To catch up to Jay and Kelly and the inner tubes, Patchouli and Ann decided to hike along the shore. The banks on that side of the river had grown steep, and they had to walk inland about five feet to be on navigable terrain.
They spotted Jay and Kelly between the forest’s charred remnants. The ash under their feet fumed.
“Damn, this is getting hot,” Patchouli said. “Like we’re on Daytona Beach in the middle of summer.”
“Yeah, but you don’t get all this beautiful burnt shit at Daytona.”
Patchouli looked back at her and smiled. “That’s my girl.”
The ground between them exploded in a burst of hot cinders.
Ann screamed.
Jay was off his tube in an instant, swimming toward shore. He called back to Kelly, “Stay with the raft.” As he neared the steep bank, he saw Ann running one direction and Patchouli the other.
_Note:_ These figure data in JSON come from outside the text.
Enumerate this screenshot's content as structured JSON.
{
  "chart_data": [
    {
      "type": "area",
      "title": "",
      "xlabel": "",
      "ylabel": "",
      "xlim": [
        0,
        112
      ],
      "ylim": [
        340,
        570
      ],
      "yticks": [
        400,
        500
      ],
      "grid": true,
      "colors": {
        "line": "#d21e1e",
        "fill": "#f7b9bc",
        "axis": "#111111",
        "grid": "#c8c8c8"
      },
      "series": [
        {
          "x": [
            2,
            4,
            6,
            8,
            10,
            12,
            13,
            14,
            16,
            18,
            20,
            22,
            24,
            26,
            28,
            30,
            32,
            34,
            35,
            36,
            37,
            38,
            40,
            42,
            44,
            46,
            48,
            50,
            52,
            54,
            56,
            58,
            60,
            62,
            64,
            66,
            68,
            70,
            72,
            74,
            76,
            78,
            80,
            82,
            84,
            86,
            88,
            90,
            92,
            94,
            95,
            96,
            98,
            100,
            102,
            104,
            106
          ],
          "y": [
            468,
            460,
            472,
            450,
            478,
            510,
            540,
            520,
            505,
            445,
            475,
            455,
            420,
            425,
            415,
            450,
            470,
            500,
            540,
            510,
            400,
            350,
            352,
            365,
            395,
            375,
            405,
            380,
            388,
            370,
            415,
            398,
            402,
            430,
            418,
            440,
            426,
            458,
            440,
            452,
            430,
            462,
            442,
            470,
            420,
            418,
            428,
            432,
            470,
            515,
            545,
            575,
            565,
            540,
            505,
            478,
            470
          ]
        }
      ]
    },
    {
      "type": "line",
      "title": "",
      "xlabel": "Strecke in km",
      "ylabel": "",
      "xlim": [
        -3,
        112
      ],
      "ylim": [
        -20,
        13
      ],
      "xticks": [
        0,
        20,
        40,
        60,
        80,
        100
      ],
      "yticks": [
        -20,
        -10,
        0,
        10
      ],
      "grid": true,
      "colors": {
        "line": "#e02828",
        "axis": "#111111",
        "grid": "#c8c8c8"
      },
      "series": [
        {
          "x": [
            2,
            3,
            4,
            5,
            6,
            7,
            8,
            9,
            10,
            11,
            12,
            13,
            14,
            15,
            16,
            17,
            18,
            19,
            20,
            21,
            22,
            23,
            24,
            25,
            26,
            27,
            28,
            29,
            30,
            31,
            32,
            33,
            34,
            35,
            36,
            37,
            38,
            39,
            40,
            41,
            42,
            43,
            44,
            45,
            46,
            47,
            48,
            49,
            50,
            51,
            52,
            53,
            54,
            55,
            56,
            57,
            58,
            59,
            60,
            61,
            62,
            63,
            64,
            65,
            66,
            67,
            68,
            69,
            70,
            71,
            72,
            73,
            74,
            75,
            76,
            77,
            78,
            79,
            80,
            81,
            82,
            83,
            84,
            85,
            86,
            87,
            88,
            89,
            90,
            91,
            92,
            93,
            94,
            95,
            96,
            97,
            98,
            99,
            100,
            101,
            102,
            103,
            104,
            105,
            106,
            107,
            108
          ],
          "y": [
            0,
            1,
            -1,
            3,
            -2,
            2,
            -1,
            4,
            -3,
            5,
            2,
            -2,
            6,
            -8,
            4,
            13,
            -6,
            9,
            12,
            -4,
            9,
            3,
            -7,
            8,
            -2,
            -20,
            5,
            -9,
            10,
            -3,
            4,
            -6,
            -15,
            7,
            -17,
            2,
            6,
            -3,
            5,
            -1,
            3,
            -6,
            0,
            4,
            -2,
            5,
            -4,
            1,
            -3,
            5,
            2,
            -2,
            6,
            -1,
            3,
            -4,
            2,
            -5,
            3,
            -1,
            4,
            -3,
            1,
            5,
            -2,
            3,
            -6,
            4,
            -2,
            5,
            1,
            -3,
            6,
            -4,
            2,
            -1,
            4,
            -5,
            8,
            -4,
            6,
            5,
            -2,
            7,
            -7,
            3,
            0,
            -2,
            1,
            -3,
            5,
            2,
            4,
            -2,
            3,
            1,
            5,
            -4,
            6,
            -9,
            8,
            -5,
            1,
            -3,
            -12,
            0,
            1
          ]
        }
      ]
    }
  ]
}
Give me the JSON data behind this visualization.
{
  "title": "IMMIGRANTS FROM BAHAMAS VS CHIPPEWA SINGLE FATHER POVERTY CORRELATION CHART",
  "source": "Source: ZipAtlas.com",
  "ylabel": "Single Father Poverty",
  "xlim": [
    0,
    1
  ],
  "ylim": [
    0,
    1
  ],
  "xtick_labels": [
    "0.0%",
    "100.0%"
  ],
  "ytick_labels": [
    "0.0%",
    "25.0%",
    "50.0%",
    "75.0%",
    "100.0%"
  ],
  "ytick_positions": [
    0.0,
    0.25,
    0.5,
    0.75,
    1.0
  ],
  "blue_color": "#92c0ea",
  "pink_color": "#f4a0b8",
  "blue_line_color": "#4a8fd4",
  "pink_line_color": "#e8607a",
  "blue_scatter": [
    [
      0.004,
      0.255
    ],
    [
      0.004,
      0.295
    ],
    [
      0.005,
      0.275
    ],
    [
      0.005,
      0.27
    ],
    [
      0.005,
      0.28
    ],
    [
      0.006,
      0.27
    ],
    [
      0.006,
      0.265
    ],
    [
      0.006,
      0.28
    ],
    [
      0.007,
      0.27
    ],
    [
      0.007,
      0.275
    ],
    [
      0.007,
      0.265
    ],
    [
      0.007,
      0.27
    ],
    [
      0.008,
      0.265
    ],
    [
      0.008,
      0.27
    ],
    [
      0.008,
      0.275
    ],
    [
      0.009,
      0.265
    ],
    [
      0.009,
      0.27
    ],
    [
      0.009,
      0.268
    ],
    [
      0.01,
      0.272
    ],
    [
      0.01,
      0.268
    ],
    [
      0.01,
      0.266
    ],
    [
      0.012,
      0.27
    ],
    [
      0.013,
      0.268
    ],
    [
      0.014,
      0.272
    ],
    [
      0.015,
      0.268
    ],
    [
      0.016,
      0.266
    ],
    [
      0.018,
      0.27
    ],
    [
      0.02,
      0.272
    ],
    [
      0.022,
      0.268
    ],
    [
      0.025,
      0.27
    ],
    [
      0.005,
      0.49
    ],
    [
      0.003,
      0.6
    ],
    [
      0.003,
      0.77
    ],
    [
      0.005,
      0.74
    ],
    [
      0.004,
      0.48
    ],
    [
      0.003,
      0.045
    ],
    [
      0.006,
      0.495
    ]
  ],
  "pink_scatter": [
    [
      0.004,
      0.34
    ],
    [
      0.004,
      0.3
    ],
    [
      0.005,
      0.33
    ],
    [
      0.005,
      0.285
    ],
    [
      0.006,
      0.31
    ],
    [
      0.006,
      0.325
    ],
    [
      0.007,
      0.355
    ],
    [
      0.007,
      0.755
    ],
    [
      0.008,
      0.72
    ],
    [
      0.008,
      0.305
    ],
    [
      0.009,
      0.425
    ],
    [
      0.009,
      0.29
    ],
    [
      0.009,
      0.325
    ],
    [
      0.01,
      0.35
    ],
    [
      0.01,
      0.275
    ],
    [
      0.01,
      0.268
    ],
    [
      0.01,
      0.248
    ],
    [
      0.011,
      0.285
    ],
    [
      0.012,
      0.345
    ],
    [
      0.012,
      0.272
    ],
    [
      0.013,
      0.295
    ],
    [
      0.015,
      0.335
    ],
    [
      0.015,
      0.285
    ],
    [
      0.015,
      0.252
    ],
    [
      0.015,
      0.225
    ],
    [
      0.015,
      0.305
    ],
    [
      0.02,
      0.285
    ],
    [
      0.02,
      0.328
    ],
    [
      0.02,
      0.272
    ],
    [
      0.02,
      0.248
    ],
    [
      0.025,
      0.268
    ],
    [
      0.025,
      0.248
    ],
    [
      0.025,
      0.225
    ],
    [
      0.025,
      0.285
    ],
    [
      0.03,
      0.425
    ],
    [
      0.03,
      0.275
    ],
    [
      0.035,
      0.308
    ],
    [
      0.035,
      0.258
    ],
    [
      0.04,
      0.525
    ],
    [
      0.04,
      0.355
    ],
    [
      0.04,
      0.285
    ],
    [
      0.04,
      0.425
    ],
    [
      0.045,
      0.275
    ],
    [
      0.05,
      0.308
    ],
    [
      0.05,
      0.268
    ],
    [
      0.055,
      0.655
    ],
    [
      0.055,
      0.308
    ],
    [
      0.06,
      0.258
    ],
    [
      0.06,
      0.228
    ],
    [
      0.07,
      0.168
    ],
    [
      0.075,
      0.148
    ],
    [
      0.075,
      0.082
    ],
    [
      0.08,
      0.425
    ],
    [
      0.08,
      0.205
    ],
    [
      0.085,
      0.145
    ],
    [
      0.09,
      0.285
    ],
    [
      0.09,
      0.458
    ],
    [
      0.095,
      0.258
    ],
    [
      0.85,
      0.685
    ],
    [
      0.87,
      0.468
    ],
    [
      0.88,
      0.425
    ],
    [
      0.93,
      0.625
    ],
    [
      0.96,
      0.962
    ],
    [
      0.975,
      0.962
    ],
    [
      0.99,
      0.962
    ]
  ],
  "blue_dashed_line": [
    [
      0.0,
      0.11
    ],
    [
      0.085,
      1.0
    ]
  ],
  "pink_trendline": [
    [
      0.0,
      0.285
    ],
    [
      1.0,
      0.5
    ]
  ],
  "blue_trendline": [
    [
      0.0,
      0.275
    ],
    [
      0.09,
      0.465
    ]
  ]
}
Between them was something large. Something moving. It was made of—
But that can’t be.
Ann’s feet seemed to stick to the ground with each step, like the earth itself was trying to stop her.
Fwoomp.
Another mound of ash rose up to her left, exploding from the ground, taking shape. Two arms. Two legs. A torso. A head.
“Patchouli!”
My God, this isn’t happening.
She wanted water. More than anything, she wanted water. Plunge her head in it and suck it down. That, and she wanted to wake up.
But she could tell from the feel of the air on her arms, the way the swirling ash distorted the sun, the way her body perspired that this was real, all too real, and she knew you can’t wake up if you’re not really asleep.
Fwoomp.
Another one burst from the ground in front of her. She froze. Watched it form. A creature shaped by invisible hands. No eyes, no mouth, no nose. Just the featureless shape of a head on a featureless body. A swirling wall of soot and ash.